If you're ready for the time commitment required to own a dog or cat, your next decision is whether to choose an adult or a puppy or kitten. If you want a youngster, be ready for potty training, some house chewing, and lots of work. An adult is a good option for some people: on the plus side, they are likely through the destructive stage and may already be trained; the downside is that this new animal already has a history that you must be willing to accommodate.

Dr. Stone also advises selecting a veterinarian before you select a pet. Ear infections, coughs, and all sorts of minor illnesses are inevitable, and you woon't want to choose your veterinarian in a rush. She also suggests picking a high-quality, commercially available pet food before you bring the new pet home.

Now you are ready to pick out your new pet. The first thing that you should look for is the health of the animal you are getting. Check the eyes, ears, and nose of any dog or cat you are thinking of adopting. The eyes should be clear, with no discharge. The ears should be relatively clean, not red or smelly. The nose should be free of mucus. Puppies and kittens should be active, not lying lethargically in your arms. Do not fool yourself into thinking that lethargy indicates a naturally calm animal. While that is possible, more likely this pet is sick.

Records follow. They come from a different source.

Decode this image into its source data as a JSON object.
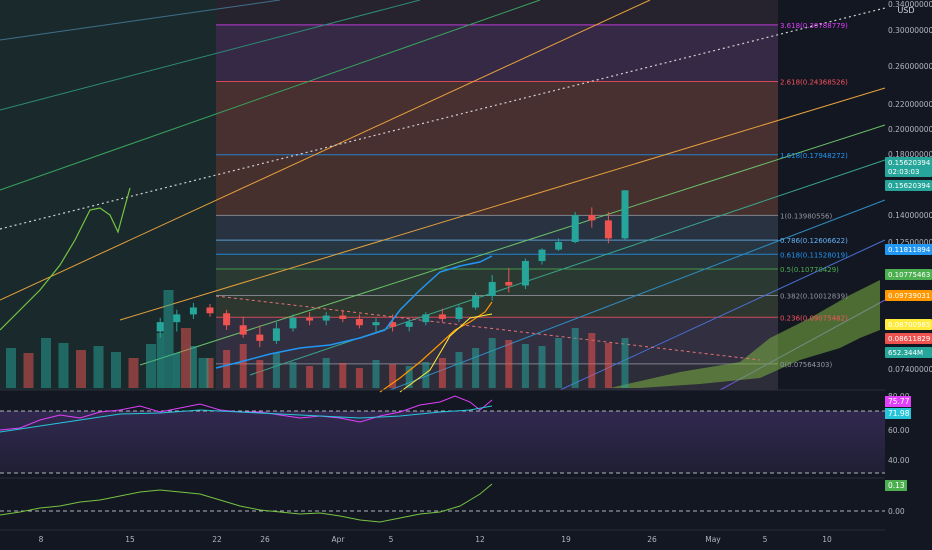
{
  "axis": {
    "currency": "USD",
    "price_ticks": [
      0.34,
      0.3,
      0.26,
      0.22,
      0.2,
      0.18,
      0.14,
      0.125,
      0.074
    ],
    "x_ticks": [
      "8",
      "15",
      "22",
      "26",
      "Apr",
      "5",
      "12",
      "19",
      "26",
      "May",
      "5",
      "10"
    ]
  },
  "price_badges": [
    {
      "value": "0.15620394",
      "sub": "02:03:03",
      "color": "#26a69a"
    },
    {
      "value": "0.15620394",
      "color": "#26a69a"
    },
    {
      "value": "0.11811894",
      "color": "#2196f3"
    },
    {
      "value": "0.10775463",
      "color": "#4caf50"
    },
    {
      "value": "0.09739031",
      "color": "#ff9800"
    },
    {
      "value": "0.08700965",
      "color": "#ffeb3b"
    },
    {
      "value": "0.08611829",
      "color": "#ef5350"
    },
    {
      "value": "652.344M",
      "color": "#26a69a"
    }
  ],
  "fib_levels": [
    {
      "ratio": "3.618",
      "value": "0.30788779",
      "color": "#e040fb"
    },
    {
      "ratio": "2.618",
      "value": "0.24368526",
      "color": "#f7525f"
    },
    {
      "ratio": "1.618",
      "value": "0.17948272",
      "color": "#2196f3"
    },
    {
      "ratio": "1",
      "value": "0.13980556",
      "color": "#9598a1"
    },
    {
      "ratio": "0.786",
      "value": "0.12606622",
      "color": "#64b5f6"
    },
    {
      "ratio": "0.618",
      "value": "0.11528019",
      "color": "#2196f3"
    },
    {
      "ratio": "0.5",
      "value": "0.10770429",
      "color": "#4caf50"
    },
    {
      "ratio": "0.382",
      "value": "0.10012839",
      "color": "#9598a1"
    },
    {
      "ratio": "0.236",
      "value": "0.09075482",
      "color": "#f7525f"
    },
    {
      "ratio": "0",
      "value": "0.07564303",
      "color": "#9598a1"
    }
  ],
  "rsi": {
    "ticks": [
      80.0,
      60.0,
      40.0
    ],
    "badges": [
      {
        "value": "75.77",
        "color": "#e040fb"
      },
      {
        "value": "71.98",
        "color": "#26c6da"
      }
    ]
  },
  "osc": {
    "ticks": [
      "0.00"
    ],
    "badges": [
      {
        "value": "0.13",
        "color": "#4caf50"
      }
    ]
  },
  "chart_data": {
    "type": "candlestick",
    "candles": [
      {
        "o": 0.086,
        "h": 0.0905,
        "l": 0.084,
        "c": 0.089
      },
      {
        "o": 0.089,
        "h": 0.094,
        "l": 0.086,
        "c": 0.092
      },
      {
        "o": 0.092,
        "h": 0.097,
        "l": 0.09,
        "c": 0.095
      },
      {
        "o": 0.095,
        "h": 0.0965,
        "l": 0.091,
        "c": 0.0925
      },
      {
        "o": 0.0925,
        "h": 0.094,
        "l": 0.0865,
        "c": 0.088
      },
      {
        "o": 0.088,
        "h": 0.091,
        "l": 0.084,
        "c": 0.085
      },
      {
        "o": 0.085,
        "h": 0.088,
        "l": 0.081,
        "c": 0.083
      },
      {
        "o": 0.083,
        "h": 0.089,
        "l": 0.082,
        "c": 0.087
      },
      {
        "o": 0.087,
        "h": 0.092,
        "l": 0.086,
        "c": 0.0905
      },
      {
        "o": 0.0905,
        "h": 0.093,
        "l": 0.088,
        "c": 0.0895
      },
      {
        "o": 0.0895,
        "h": 0.093,
        "l": 0.088,
        "c": 0.0915
      },
      {
        "o": 0.0915,
        "h": 0.094,
        "l": 0.089,
        "c": 0.09
      },
      {
        "o": 0.09,
        "h": 0.092,
        "l": 0.087,
        "c": 0.088
      },
      {
        "o": 0.088,
        "h": 0.0905,
        "l": 0.086,
        "c": 0.089
      },
      {
        "o": 0.089,
        "h": 0.092,
        "l": 0.086,
        "c": 0.0875
      },
      {
        "o": 0.0875,
        "h": 0.09,
        "l": 0.086,
        "c": 0.089
      },
      {
        "o": 0.089,
        "h": 0.093,
        "l": 0.088,
        "c": 0.092
      },
      {
        "o": 0.092,
        "h": 0.0945,
        "l": 0.089,
        "c": 0.09
      },
      {
        "o": 0.09,
        "h": 0.096,
        "l": 0.089,
        "c": 0.095
      },
      {
        "o": 0.095,
        "h": 0.101,
        "l": 0.094,
        "c": 0.1
      },
      {
        "o": 0.1,
        "h": 0.106,
        "l": 0.098,
        "c": 0.104
      },
      {
        "o": 0.104,
        "h": 0.108,
        "l": 0.101,
        "c": 0.103
      },
      {
        "o": 0.103,
        "h": 0.112,
        "l": 0.102,
        "c": 0.11
      },
      {
        "o": 0.11,
        "h": 0.12,
        "l": 0.109,
        "c": 0.119
      },
      {
        "o": 0.119,
        "h": 0.127,
        "l": 0.118,
        "c": 0.125
      },
      {
        "o": 0.125,
        "h": 0.142,
        "l": 0.124,
        "c": 0.14
      },
      {
        "o": 0.14,
        "h": 0.145,
        "l": 0.133,
        "c": 0.137
      },
      {
        "o": 0.137,
        "h": 0.142,
        "l": 0.124,
        "c": 0.127
      },
      {
        "o": 0.127,
        "h": 0.1562,
        "l": 0.126,
        "c": 0.1562
      }
    ],
    "volume": [
      0.55,
      0.35,
      0.42,
      0.3,
      0.38,
      0.44,
      0.28,
      0.35,
      0.26,
      0.22,
      0.3,
      0.25,
      0.2,
      0.28,
      0.24,
      0.22,
      0.26,
      0.3,
      0.36,
      0.4,
      0.5,
      0.48,
      0.44,
      0.42,
      0.5,
      0.6,
      0.55,
      0.45,
      0.5
    ]
  }
}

Visiting a prospective pet more than once will help you gauge their true personality. Breed characteristics tend to be accurate. For example, a black Lab mix will have a lot of energy because that is what those dogs were bred for.

"You should never get a pet thinking it will help you increase your activity level," says Dr. Stone. Too many times owners think that their new family member will force them into good exercise habits. But the truth is that old habits die hard, and more often than not the pet ends up getting less exercise instead of the owner getting more.

Another important aspect to consider is the new pet's interactions with other animals. A dog that is aggressive toward other dogs may be fine as the only dog in your house, but going to public places with this pet may be challenging. Make sure you understand this aspect of your pet's nature before you actually make a decision.

Now that you have thought through these considerations and made a wise decision, congratulations! You and your new pet will certainly be very happy. Having a pet involves a lot of planning, and a bit of work as well, but the rewards we get from our animals far outweigh all the effort.